Of course, some consultants were hired, a couple of new directors who had experience, and one internal person who had done a similar transition and it was off to the races.

In one of the early skip level meetings with our new VP/GM, The Dude was told by her that our development of content was going to be greatly accelerated, and because we were going agile, we would do more stuff.

The Dude kept his mouth shut. That was almost a year ago.

Scaled Agile

What are we deploying?

Glad you asked. We are now a SAFe house, 4 rounds of training, the identification of Value Streams, set up an Agile Release Train, move people into roles like Release Engineer, Scrum Masters, and Product Owners. We have now three, and soon to be 5 Agile Teams, and a single backlog that we (as Product Managers) fill out with Epics, and compliance with our “Definition of Ready” to bring to the Program Increment once a quarter for the Agile Teams to plan their commitment for the next 3 months.

We have had two PI’s to date, and the results are interesting.

The teams delivered an underwhelming amount of output. They were far more optimistic as to what they could accomplish, and truth be told, they delivered less than half what they would have done had we not been following SAFe.

But, at least the Dude is now SAFe PO/PM v 5.1 certified, all official and shit.

What have you heard?

… about SAFe? There are tons of people who have spilled ink on the issues. That there are a lot of meetings, meetings about meetings, and tons of overhead.

It is attractive to larger organizations as they claim that SAFe is a way to map “Lean-Agile” to your existing org structure, and operate in an agile way.

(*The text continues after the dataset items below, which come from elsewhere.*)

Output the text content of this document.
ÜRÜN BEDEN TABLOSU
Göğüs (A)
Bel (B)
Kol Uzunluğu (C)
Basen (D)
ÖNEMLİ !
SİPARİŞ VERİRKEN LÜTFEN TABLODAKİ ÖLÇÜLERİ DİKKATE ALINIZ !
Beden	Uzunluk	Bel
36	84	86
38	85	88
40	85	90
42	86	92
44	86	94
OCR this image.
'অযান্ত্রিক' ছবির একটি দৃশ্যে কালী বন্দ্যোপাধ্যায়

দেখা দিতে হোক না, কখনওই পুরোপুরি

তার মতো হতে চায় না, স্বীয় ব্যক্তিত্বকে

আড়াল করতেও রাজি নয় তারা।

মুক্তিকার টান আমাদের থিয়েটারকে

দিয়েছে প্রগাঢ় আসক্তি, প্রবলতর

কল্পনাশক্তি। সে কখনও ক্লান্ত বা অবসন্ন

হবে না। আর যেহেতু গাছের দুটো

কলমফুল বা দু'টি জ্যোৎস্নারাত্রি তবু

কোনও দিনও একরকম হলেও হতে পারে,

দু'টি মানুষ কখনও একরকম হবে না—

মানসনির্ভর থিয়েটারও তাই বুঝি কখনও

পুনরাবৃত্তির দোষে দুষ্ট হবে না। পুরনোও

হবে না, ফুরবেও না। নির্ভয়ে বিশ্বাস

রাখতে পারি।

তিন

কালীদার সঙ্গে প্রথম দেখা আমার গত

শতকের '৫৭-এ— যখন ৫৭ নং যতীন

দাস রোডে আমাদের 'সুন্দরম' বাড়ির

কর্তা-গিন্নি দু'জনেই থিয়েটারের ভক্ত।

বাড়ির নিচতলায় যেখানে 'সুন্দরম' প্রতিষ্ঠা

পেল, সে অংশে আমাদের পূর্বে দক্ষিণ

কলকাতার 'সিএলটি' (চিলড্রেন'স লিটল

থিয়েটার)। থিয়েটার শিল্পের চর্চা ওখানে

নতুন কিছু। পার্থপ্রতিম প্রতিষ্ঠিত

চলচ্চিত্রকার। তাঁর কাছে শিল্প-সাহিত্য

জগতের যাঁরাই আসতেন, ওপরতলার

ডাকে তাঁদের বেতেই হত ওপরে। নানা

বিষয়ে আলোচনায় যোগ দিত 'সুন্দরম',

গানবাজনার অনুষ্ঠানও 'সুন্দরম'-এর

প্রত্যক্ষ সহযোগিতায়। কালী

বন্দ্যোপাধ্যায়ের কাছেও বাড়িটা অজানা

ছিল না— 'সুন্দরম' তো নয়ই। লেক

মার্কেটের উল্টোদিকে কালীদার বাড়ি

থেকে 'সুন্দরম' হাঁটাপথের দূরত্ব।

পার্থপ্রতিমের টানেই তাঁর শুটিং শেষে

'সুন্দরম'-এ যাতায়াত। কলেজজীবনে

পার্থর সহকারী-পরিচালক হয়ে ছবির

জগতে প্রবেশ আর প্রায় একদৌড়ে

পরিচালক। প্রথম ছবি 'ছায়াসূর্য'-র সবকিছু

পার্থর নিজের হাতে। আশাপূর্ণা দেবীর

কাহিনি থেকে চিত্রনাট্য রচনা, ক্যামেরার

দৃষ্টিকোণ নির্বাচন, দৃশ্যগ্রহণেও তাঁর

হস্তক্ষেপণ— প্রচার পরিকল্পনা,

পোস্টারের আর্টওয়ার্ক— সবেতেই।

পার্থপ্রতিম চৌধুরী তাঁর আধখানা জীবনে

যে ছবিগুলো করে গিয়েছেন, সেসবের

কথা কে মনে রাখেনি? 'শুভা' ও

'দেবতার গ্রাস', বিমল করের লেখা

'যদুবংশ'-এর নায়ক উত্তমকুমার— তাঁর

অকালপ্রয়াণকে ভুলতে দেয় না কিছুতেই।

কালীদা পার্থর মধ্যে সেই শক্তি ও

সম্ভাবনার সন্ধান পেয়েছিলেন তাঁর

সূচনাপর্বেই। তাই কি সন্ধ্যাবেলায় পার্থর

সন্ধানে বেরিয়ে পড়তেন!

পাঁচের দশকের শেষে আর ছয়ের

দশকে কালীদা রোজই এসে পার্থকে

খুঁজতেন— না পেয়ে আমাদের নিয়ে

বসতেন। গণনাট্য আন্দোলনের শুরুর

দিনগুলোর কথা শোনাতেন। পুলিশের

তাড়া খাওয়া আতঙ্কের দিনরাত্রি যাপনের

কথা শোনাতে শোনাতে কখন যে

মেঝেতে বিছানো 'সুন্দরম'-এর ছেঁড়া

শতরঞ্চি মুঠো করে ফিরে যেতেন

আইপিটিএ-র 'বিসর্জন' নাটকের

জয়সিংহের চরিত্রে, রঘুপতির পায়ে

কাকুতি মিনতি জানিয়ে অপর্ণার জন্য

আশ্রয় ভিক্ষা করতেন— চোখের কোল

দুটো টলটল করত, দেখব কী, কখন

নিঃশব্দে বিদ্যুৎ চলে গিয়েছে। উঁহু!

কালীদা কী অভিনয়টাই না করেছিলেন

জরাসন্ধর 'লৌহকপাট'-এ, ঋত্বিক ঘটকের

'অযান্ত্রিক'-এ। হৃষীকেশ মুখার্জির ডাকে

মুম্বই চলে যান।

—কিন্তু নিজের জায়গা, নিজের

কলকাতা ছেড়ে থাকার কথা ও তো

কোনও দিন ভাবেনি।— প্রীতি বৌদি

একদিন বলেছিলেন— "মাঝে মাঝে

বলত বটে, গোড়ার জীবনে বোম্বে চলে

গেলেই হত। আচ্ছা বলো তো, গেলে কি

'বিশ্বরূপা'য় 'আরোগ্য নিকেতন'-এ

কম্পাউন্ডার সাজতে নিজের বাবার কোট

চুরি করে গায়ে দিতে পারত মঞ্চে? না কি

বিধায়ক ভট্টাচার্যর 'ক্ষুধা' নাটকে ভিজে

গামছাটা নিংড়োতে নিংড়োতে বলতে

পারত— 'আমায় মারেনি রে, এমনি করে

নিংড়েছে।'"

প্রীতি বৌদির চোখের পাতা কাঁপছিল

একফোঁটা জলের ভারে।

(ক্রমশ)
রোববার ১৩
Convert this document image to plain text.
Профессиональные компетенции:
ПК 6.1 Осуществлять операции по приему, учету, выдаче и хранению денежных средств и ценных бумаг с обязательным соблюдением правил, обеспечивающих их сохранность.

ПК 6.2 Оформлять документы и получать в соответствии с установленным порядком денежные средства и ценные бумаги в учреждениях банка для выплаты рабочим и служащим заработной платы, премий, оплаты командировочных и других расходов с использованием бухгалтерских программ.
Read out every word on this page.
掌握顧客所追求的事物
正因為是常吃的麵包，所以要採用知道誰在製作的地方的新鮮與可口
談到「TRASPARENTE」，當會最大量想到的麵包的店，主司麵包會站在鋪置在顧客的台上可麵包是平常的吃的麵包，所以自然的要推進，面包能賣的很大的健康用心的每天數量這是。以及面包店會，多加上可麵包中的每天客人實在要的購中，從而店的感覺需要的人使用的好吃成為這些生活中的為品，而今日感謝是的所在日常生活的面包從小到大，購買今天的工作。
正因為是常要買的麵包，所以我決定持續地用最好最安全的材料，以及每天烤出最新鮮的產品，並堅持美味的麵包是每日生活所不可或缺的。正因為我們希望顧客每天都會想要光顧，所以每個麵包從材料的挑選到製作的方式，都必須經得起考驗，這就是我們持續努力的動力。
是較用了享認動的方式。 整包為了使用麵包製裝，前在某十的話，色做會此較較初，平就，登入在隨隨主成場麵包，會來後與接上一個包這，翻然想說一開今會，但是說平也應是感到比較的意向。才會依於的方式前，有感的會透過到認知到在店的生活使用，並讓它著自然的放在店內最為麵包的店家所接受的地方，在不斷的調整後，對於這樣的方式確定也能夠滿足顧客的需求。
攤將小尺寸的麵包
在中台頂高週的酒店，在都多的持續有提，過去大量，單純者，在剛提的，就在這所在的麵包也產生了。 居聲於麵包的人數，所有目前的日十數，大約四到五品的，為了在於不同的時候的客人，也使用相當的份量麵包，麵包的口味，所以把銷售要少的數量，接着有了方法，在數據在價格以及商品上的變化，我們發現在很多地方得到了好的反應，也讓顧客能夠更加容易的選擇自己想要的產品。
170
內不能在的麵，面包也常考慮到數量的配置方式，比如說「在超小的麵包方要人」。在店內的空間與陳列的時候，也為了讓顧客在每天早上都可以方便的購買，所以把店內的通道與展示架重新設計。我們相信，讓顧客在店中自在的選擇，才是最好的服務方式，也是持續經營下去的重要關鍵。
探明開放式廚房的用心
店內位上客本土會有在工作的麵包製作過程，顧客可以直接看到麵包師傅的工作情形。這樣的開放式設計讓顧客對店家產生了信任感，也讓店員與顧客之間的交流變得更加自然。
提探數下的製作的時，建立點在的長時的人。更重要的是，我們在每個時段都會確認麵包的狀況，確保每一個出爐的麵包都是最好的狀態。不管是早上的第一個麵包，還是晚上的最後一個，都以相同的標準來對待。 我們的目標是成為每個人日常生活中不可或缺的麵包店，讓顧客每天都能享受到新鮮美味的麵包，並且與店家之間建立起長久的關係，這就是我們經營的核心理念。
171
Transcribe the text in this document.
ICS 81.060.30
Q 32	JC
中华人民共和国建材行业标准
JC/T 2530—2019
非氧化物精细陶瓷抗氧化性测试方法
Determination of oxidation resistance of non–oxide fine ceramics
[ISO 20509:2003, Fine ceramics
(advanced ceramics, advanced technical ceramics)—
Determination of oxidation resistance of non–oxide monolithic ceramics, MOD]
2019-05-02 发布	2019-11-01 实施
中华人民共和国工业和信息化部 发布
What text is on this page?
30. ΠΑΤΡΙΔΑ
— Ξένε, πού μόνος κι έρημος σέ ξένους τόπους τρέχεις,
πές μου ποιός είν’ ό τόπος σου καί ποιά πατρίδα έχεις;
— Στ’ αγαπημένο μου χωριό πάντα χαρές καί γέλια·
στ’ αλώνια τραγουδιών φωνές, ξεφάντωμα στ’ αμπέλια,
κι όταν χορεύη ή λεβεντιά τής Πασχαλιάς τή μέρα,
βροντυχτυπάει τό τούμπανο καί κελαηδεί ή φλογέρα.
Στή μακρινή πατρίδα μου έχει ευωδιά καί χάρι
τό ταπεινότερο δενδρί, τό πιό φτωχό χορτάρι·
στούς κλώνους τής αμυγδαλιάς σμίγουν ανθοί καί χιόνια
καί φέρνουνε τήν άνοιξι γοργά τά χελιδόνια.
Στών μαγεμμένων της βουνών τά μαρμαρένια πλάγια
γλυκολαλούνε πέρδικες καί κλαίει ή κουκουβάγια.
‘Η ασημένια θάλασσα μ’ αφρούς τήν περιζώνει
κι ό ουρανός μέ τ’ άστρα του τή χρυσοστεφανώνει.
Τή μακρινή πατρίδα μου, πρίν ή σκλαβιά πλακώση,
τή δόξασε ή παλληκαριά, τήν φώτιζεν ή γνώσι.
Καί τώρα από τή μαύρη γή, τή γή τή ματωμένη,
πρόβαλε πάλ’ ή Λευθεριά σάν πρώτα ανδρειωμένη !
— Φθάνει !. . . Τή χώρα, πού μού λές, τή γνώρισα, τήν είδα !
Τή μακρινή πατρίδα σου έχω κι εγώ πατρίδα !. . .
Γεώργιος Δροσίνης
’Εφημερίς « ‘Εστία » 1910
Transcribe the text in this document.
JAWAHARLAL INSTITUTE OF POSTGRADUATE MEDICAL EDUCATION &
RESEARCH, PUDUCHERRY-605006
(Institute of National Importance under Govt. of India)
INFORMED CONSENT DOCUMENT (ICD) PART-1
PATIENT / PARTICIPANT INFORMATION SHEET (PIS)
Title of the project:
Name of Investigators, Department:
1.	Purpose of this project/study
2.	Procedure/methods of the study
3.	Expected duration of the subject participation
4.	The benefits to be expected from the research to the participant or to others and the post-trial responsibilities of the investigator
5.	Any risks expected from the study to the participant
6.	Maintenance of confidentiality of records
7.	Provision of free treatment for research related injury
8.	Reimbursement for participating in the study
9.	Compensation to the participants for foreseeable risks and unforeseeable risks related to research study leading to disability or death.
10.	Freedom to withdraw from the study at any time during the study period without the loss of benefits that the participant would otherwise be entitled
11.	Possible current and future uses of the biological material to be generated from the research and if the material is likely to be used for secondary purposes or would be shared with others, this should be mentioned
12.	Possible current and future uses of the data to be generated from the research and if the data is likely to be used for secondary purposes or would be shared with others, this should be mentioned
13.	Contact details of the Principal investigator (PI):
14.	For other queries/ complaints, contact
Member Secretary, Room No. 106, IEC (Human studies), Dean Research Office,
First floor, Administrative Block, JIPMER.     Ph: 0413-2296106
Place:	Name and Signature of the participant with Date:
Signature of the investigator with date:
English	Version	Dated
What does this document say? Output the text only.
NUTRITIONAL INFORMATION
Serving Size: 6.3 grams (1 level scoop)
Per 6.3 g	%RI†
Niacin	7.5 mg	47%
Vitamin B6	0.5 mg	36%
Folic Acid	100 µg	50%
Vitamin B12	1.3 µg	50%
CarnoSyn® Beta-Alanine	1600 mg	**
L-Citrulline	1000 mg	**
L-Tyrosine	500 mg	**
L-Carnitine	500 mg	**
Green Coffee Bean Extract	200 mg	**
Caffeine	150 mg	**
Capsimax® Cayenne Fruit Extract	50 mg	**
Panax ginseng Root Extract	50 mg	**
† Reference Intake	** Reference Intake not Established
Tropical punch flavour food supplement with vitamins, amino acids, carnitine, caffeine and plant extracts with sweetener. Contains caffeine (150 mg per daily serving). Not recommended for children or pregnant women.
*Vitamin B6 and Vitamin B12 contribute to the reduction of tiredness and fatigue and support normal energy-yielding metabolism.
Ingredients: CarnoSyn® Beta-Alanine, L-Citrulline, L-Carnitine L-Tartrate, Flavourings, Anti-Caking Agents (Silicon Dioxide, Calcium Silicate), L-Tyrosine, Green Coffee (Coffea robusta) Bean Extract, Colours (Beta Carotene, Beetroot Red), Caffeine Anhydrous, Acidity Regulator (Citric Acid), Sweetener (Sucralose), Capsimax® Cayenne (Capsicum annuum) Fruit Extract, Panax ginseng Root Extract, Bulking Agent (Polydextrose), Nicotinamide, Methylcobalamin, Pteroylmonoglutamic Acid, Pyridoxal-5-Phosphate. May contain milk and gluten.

But our org structure is odd, we have a lot of moving parts to build something (unlike in a software or cloud environment, we have a plethora of hard deliverables, with cross organization dependencies, and non-sequential process flows that look like a third world telecom wiring mess.

That makes it very difficult to accurately estimate effort, and that leads to stories being stalled in the pipeline, and that cascades into delays, and failed deliverables.

Soon, you are coming to the end of a PI, and far less than 50% of what was committed is done. And in the next increment, you begin again, planning that will lead to further failed commitments.

I was told we would do things faster…

Alas, the original quip by our VP/GM that we would get more stuff done faster because we are going agile comes to mind.

Every time The Dude has been involved with an Agile transition, senior leaders have this perception that Agile == Faster.

And every time, The Dude has to clarify that Agile =/= faster. It means that we can be more responsive to changing business and market needs, and fewer surprises at the end of development.

Nothing more, nothing less.

Yet, there remains this myth that Lean Startup, Agile, DevOps (CI/CD) will magically make everything better without addressing the underlying structural issues that cause dysfunction.

Last comments

While The Dude has to be somewhat cagey about where he works, and what the circumstances are, there is one thing that is striking.

Our top leader is adamant that the entire business will go Agile (and in a way, the Dude respects this commitment, our Cortez moment of burning the ship at the beach to prevent any backsliding) The Dude is seeing subgroups of our business carving out exceptions, using the flimsiest fucking excuses. “We have commitments to other BU’s”, or “we don’t have the time to move to SAFe”, or “this is too heavyweight, so we will do our own thing” and it really pisses the Dude off that they are getting away with these cockamamie excuses.

If The Dude gets to have this fun, so should the whole organization. Alas, if we can’t all play by the same rules, then how the hell are we going to get well?